O lobby do setor brasileiro do etanol encontrou dois reforços inusitados para sua meta de abrir o resistente mercado americano. Diante do maior desastre ambiental dos Estados Unidos ? o derramamento de cerca de 35 mil barris diários de petróleo no Golfo do México ao longo dos últimos 65 dias ?, o presidente americano, Barack Obama, abraçou a bandeira da energia renovável e da redução da dependência de petróleo.
Como resposta ao déficit público do país, o discurso em favor do corte nos gastos públicos da ala mais extremista do Partido Republicano, o Tea Party, deu força à eliminação dos subsídios locais. O velho argumento de que a abertura do mercado americano de etanol só vai beneficiar o Brasil caiu por terra, afirmou Marcos Jank, presidente da União da Indústria de Cana-de-Açúcar (Unica). O desastre no Golfo do México abriu a discussão interna sobre se vale a pena a exploração de petróleo em águas profundas nos Estados Unidos e o incentivo à ampliação do uso do biocombustível.
Os novos aliados serão úteis para os dois objetivos de curto prazo do setor sucroalcooleiro do Brasil. O primeiro é acabar com a tarifa específica de importação de etanol, de US$ 0,54 por galão, que torna inviável a exportação brasileira ao mercado americano.
O segundo objetivo é acabar com o subsídio de US$ 0,45 a cada galão de etanol (de milho) adicionado à gasolina nos Estados Unidos, que vigora desde 1978 e inflaciona o preço do produto no mercado. Essa conta alcança US$ 6 bilhões ao ano. O real debate, nos Estados Unidos, é sobre o fim do subsídio. Não é sobre a tarifa. A questão é: quem vai pagar essa conta?, afirmou Jank.

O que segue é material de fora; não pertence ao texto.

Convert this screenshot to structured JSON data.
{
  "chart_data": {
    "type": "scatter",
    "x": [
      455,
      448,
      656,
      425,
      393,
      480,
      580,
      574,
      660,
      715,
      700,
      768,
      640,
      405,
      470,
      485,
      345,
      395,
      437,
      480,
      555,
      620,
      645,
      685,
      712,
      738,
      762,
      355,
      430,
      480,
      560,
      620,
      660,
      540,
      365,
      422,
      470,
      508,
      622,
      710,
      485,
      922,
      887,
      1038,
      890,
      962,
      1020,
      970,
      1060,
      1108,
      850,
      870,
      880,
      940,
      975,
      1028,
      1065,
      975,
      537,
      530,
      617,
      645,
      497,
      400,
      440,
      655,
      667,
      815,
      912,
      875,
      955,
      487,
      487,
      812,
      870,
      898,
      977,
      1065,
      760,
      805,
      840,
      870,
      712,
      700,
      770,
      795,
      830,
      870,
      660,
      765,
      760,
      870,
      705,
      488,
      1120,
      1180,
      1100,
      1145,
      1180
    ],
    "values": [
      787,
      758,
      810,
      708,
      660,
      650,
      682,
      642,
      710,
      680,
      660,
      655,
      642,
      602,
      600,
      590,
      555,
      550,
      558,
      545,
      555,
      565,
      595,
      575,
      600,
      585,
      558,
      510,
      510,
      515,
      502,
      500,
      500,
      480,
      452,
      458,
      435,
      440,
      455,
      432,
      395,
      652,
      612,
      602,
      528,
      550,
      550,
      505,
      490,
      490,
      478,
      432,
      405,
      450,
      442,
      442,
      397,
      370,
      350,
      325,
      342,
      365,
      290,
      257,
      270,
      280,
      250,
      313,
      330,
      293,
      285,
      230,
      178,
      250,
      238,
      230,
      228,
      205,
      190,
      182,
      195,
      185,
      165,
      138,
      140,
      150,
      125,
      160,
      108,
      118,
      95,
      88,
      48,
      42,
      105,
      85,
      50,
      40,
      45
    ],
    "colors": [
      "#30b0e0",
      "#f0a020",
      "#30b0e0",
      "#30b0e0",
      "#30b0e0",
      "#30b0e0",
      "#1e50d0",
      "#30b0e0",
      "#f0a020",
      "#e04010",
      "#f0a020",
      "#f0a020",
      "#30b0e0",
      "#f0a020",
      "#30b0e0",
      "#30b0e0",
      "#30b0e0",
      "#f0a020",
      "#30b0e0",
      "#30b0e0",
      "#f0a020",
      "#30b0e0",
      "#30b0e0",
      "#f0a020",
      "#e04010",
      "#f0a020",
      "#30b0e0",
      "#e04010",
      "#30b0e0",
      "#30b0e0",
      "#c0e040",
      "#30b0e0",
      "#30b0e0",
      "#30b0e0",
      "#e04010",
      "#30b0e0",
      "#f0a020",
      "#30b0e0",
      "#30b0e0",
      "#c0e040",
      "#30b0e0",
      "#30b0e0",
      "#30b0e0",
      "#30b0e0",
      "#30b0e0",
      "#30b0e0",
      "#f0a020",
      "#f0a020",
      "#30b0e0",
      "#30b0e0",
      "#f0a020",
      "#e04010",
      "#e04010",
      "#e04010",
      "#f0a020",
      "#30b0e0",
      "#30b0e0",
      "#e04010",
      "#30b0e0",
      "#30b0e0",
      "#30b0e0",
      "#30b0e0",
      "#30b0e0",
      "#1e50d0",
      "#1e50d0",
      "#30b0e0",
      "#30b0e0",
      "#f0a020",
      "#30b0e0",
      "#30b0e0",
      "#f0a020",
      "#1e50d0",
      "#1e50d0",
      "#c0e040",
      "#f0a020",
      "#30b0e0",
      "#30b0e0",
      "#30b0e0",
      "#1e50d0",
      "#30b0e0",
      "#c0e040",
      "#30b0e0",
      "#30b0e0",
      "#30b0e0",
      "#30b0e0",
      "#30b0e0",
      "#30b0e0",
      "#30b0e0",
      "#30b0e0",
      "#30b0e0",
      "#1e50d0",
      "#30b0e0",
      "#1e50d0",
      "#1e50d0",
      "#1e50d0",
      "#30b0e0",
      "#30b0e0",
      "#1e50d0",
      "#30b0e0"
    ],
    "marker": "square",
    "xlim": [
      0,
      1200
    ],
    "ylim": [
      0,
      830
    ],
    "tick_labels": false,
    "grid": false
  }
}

Pato manco. A vigência de ambos os instrumentos termina em 31 de dezembro. A Unica acredita que, com alguma dificuldade, poderá convencer os legisladores americanos a acabar com a tarifa e o subsídio. A agenda do Congresso, entretanto, será curta por causa das eleições legislativas marcas para o dia 2 de novembro.
Com espaço entre 3 de novembro e 31 de dezembro, os parlamentares tenderão a construir o chamado pato manco, um projeto de lei volumoso, que englobará os mais diferentes temas pendentes.
No pato manco, a Unica tanto pode conseguir o fim da tarifa e/ou do subsídio, como ver ambos renovados por mais um período. Um dos projetos já em circulação no Congresso, que reúne outras propostas, prevê a extensão da subvenção por cinco anos. Outras cinco propostas trazem a eliminação dos dois instrumentos. Recentemente, o próprio senador Chuck Grassley, republicano de Iowa, reconheceu que nunca foi tão difícil renovar a tarifa sobre o etanol.
Batalha. Além disso, ainda há a expectativa de que a tramitação de uma nova lei de Energia, impulsionada especialmente por Obama na última semana, venha a trazer incentivos maiores ao consumo de etanol no país, entre outras fontes alternativas. A ampliação da demanda inevitavelmente levaria à abertura do mercado americano. Os senadores envolvidos nessa discussão, entretanto, ainda falam línguas diferentes sobre cada detalhe.
Nessa batalha, a Unica preferiu adotar uma estratégia de guerrilha. Com um escritório de lobby montado em Washington, a entidade busca a confiança dos assessores dos parlamentares e aliados entre os diferentes grupos da sociedade civil.
Nessa lista, entram os preocupados com as finanças públicos, os contrários ao protecionismo, os ambientalistas, os criadores de animais, os frigoríficos, os fabricantes de ração animal e até mesmo as petroleiras que estão investindo na produção de etanol no Brasil, como a Shell e a Total.